In benchmarks, GPT‑5.4 mini persistently outperforms GPT‑5‑mini at related latencies and approaches GPT‑5.4‑degree cross charges whereas operating a lot quicker, delivering one of many strongest performance-per-latency tradeoffs for coding workflows.
We estimate latency by wanting on the manufacturing habits of our fashions, and simulating this offline. The latency estimate accounts for instrument name period (code execution time), sampled tokens, and enter tokens. Actual-world latency could differ considerably, and will depend on many components not captured in our simulation. Equally, prices are estimated primarily based on API pricing of those fashions on the time of writing. Prices could change sooner or later. Reasoning efforts have been swept from low to xhigh.
GPT‑5.4 mini can be a robust match for methods that mix fashions of various sizes. In Codex, for instance, a bigger mannequin like GPT‑5.4 can deal with planning, coordination, and last judgment, whereas delegating to GPT‑5.4 mini subagents that deal with narrower subtasks in parallel—like looking out a codebase, reviewing a big file, or processing supporting paperwork. Learn the way subagents work in Codex within the docs(opens in a brand new window).
This sample turns into extra helpful as smaller fashions get quicker and extra succesful. As an alternative of utilizing one mannequin for the whole lot, builders can compose methods the place bigger fashions determine what to do and smaller fashions execute shortly at scale. GPT‑5.4 mini is our strongest mini mannequin but for that type of workflow.
GPT‑5.4 mini can be sturdy on multimodal duties, significantly these associated to laptop use. The mannequin can shortly interpret screenshots of dense person interfaces to finish laptop use duties with pace. On OSWorld-Verified, GPT‑5.4 mini approaches GPT‑5.4 whereas considerably outperforming GPT‑5 mini.

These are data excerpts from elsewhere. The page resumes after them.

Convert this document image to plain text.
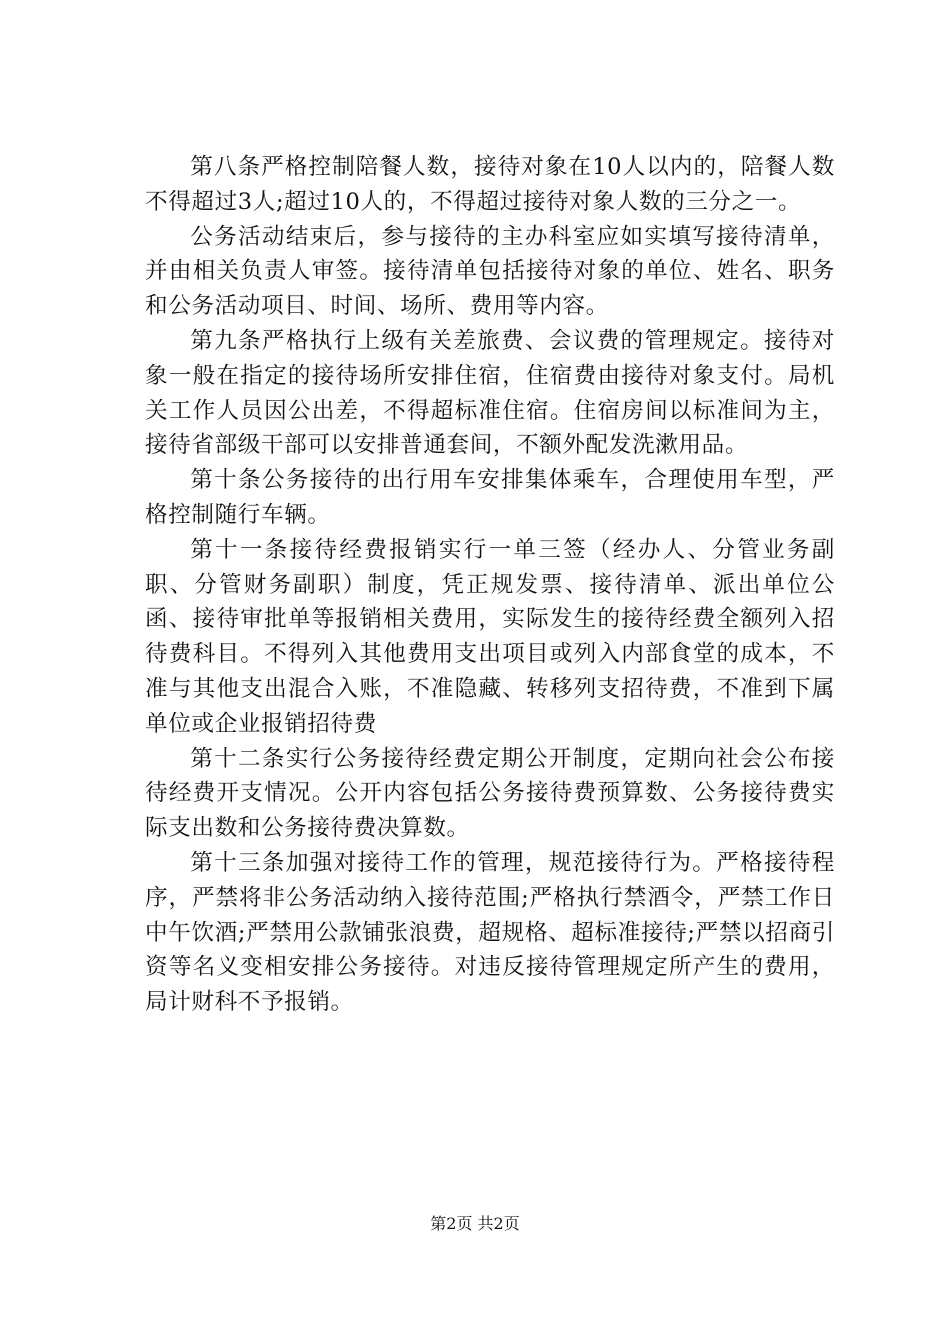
第八条严格控制陪餐人数，接待对象在10人以内的，陪餐人数不得超过3人;超过10人的，不得超过接待对象人数的三分之一。

公务活动结束后，参与接待的主办科室应如实填写接待清单，并由相关负责人审签。接待清单包括接待对象的单位、姓名、职务和公务活动项目、时间、场所、费用等内容。

第九条严格执行上级有关差旅费、会议费的管理规定。接待对象一般在指定的接待场所安排住宿，住宿费由接待对象支付。局机关工作人员因公出差，不得超标准住宿。住宿房间以标准间为主，接待省部级干部可以安排普通套间，不额外配发洗漱用品。

第十条公务接待的出行用车安排集体乘车，合理使用车型，严格控制随行车辆。

第十一条接待经费报销实行一单三签（经办人、分管业务副职、分管财务副职）制度，凭正规发票、接待清单、派出单位公函、接待审批单等报销相关费用，实际发生的接待经费全额列入招待费科目。不得列入其他费用支出项目或列入内部食堂的成本，不准与其他支出混合入账，不准隐藏、转移列支招待费，不准到下属单位或企业报销招待费

第十二条实行公务接待经费定期公开制度，定期向社会公布接待经费开支情况。公开内容包括公务接待费预算数、公务接待费实际支出数和公务接待费决算数。

第十三条加强对接待工作的管理，规范接待行为。严格接待程序，严禁将非公务活动纳入接待范围;严格执行禁酒令，严禁工作日中午饮酒;严禁用公款铺张浪费，超规格、超标准接待;严禁以招商引资等名义变相安排公务接待。对违反接待管理规定所产生的费用，局计财科不予报销。

第2页 共2页
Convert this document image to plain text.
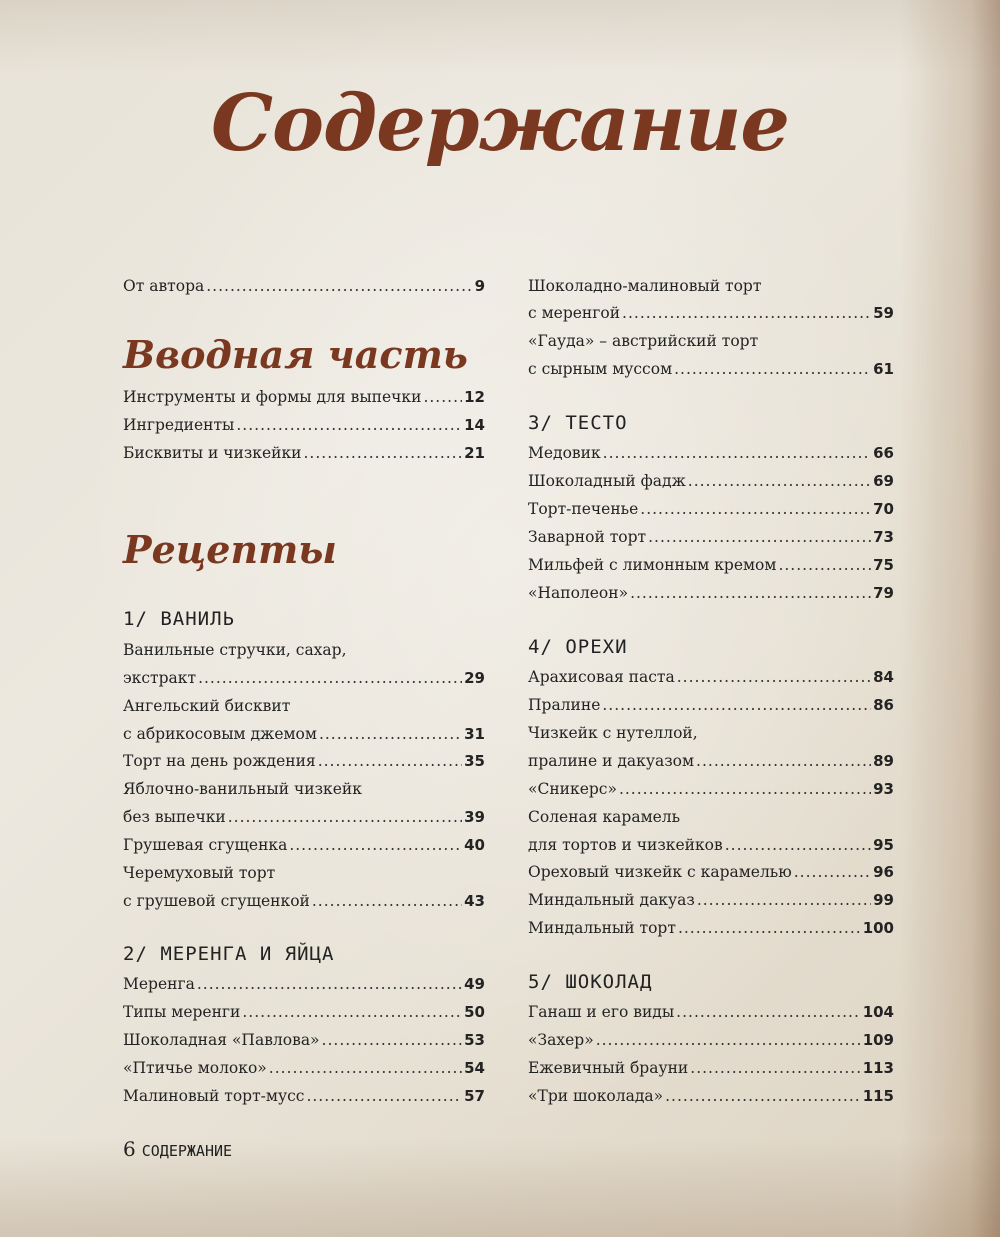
Содержание
От автора .....	9
Вводная часть
Инструменты и формы для выпечки .....	12
Ингредиенты .....	14
Бисквиты и чизкейки .....	21
Рецепты
1/ ВАНИЛЬ
Ванильные стручки, сахар,
экстракт .....	29
Ангельский бисквит
с абрикосовым джемом .....	31
Торт на день рождения .....	35
Яблочно-ванильный чизкейк
без выпечки .....	39
Грушевая сгущенка .....	40
Черемуховый торт
с грушевой сгущенкой .....	43
2/ МЕРЕНГА И ЯЙЦА
Меренга .....	49
Типы меренги .....	50
Шоколадная «Павлова» .....	53
«Птичье молоко» .....	54
Малиновый торт-мусс .....	57
Шоколадно-малиновый торт
с меренгой .....	59
«Гауда» – австрийский торт
с сырным муссом .....	61
3/ ТЕСТО
Медовик .....	66
Шоколадный фадж .....	69
Торт-печенье .....	70
Заварной торт .....	73
Мильфей с лимонным кремом .....	75
«Наполеон» .....	79
4/ ОРЕХИ
Арахисовая паста .....	84
Пралине .....	86
Чизкейк с нутеллой,
пралине и дакуазом .....	89
«Сникерс» .....	93
Соленая карамель
для тортов и чизкейков .....	95
Ореховый чизкейк с карамелью .....	96
Миндальный дакуаз .....	99
Миндальный торт .....	100
5/ ШОКОЛАД
Ганаш и его виды .....	104
«Захер» .....	109
Ежевичный брауни .....	113
«Три шоколада» .....	115
6 СОДЕРЖАНИЕ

GPT‑5.4 mini is offered at this time within the API, Codex, and ChatGPT.
Within the API, GPT‑5.4 mini helps textual content and picture inputs, instrument use, operate calling, net search, file search, laptop use, and expertise. It has a 400k context window and prices $0.75 per 1M enter tokens and $4.50 per 1M output tokens.
In Codex, GPT‑5.4 mini is offered throughout the Codex app, CLI, IDE extension and net. It makes use of solely 30% of the GPT‑5.4 quota, letting builders shortly deal with easier coding duties in Codex for about one-third the associated fee. Codex may also delegate to GPT‑5.4 mini subagents in order that much less reasoning-intensive work runs on the cheaper mannequin.

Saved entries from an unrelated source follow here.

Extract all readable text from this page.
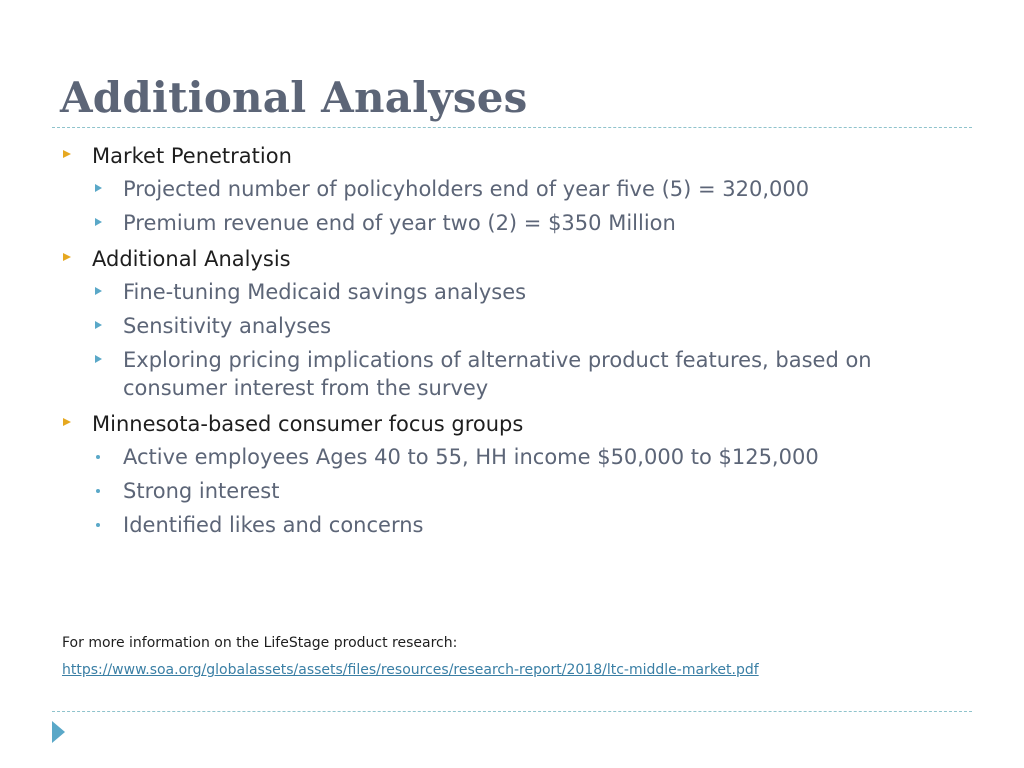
Additional Analyses
Market Penetration
Projected number of policyholders end of year five (5) = 320,000
Premium revenue end of year two (2) = $350 Million
Additional Analysis
Fine-tuning Medicaid savings analyses
Sensitivity analyses
Exploring pricing implications of alternative product features, based on consumer interest from the survey
Minnesota-based consumer focus groups
Active employees Ages 40 to 55, HH income $50,000 to $125,000
Strong interest
Identified likes and concerns
For more information on the LifeStage product research:
https://www.soa.org/globalassets/assets/files/resources/research-report/2018/ltc-middle-market.pdf
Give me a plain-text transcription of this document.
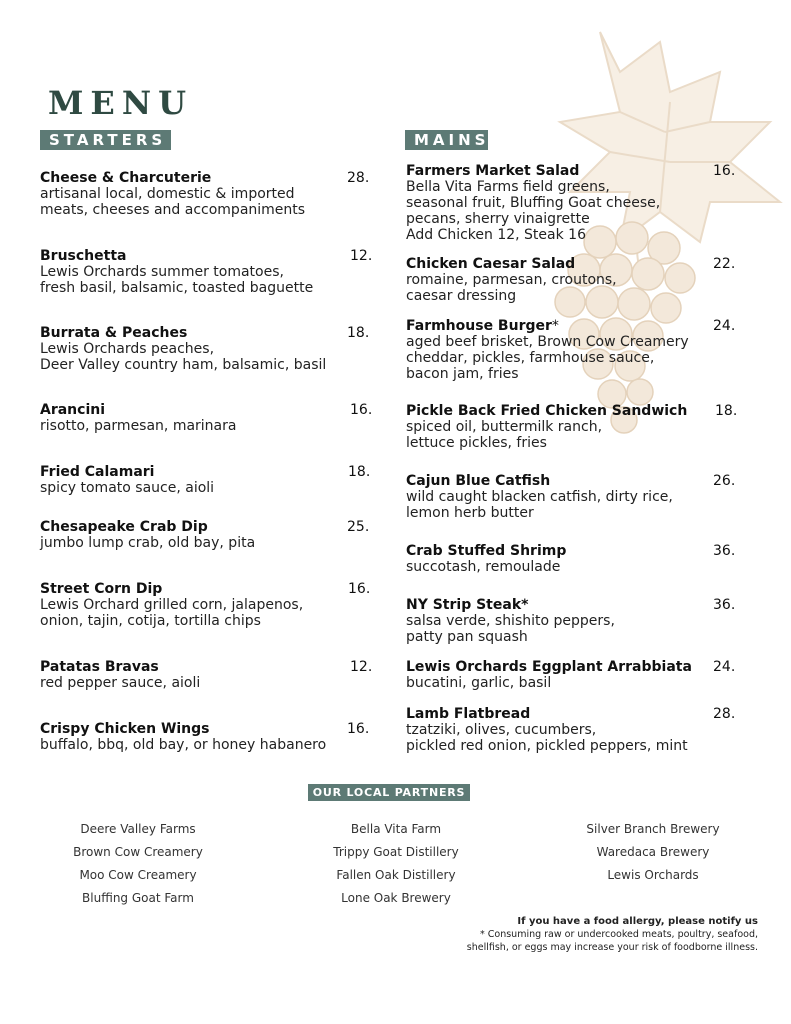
MENU
STARTERS	MAINS
Cheese & Charcuterie	28.
artisanal local, domestic & imported
meats, cheeses and accompaniments
Bruschetta	12.
Lewis Orchards summer tomatoes,
fresh basil, balsamic, toasted baguette
Burrata & Peaches	18.
Lewis Orchards peaches,
Deer Valley country ham, balsamic, basil
Arancini	16.
risotto, parmesan, marinara
Fried Calamari	18.
spicy tomato sauce, aioli
Chesapeake Crab Dip	25.
jumbo lump crab, old bay, pita
Street Corn Dip	16.
Lewis Orchard grilled corn, jalapenos,
onion, tajin, cotija, tortilla chips
Patatas Bravas	12.
red pepper sauce, aioli
Crispy Chicken Wings	16.
buffalo, bbq, old bay, or honey habanero
Farmers Market Salad	16.
Bella Vita Farms field greens,
seasonal fruit, Bluffing Goat cheese,
pecans, sherry vinaigrette
Add Chicken 12, Steak 16
Chicken Caesar Salad	22.
romaine, parmesan, croutons,
caesar dressing
Farmhouse Burger*	24.
aged beef brisket, Brown Cow Creamery
cheddar, pickles, farmhouse sauce,
bacon jam, fries
Pickle Back Fried Chicken Sandwich	18.
spiced oil, buttermilk ranch,
lettuce pickles, fries
Cajun Blue Catfish	26.
wild caught blacken catfish, dirty rice,
lemon herb butter
Crab Stuffed Shrimp	36.
succotash, remoulade
NY Strip Steak*	36.
salsa verde, shishito peppers,
patty pan squash
Lewis Orchards Eggplant Arrabbiata	24.
bucatini, garlic, basil
Lamb Flatbread	28.
tzatziki, olives, cucumbers,
pickled red onion, pickled peppers, mint
OUR LOCAL PARTNERS
Deere Valley Farms
Brown Cow Creamery
Moo Cow Creamery
Bluffing Goat Farm
Bella Vita Farm
Trippy Goat Distillery
Fallen Oak Distillery
Lone Oak Brewery
Silver Branch Brewery
Waredaca Brewery
Lewis Orchards
If you have a food allergy, please notify us
* Consuming raw or undercooked meats, poultry, seafood,
shellfish, or eggs may increase your risk of foodborne illness.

In ChatGPT, GPT‑5.4 mini is offered to Free and Go customers by way of the “Pondering” characteristic within the + menu. For all different customers, GPT‑5.4 mini is offered as a price restrict fallback for GPT‑5.4 Pondering.
GPT‑5.4 nano is simply obtainable within the API and prices $0.20 per 1M enter tokens and $1.25 per 1M output tokens.
1 The very best reasoning_effort obtainable for GPT‑5 mini is ‘excessive’.
2 Total Edit Distance. OmniDocBench was run with reasoning_effort set to ‘none’ to replicate low-cost, low-latency efficiency.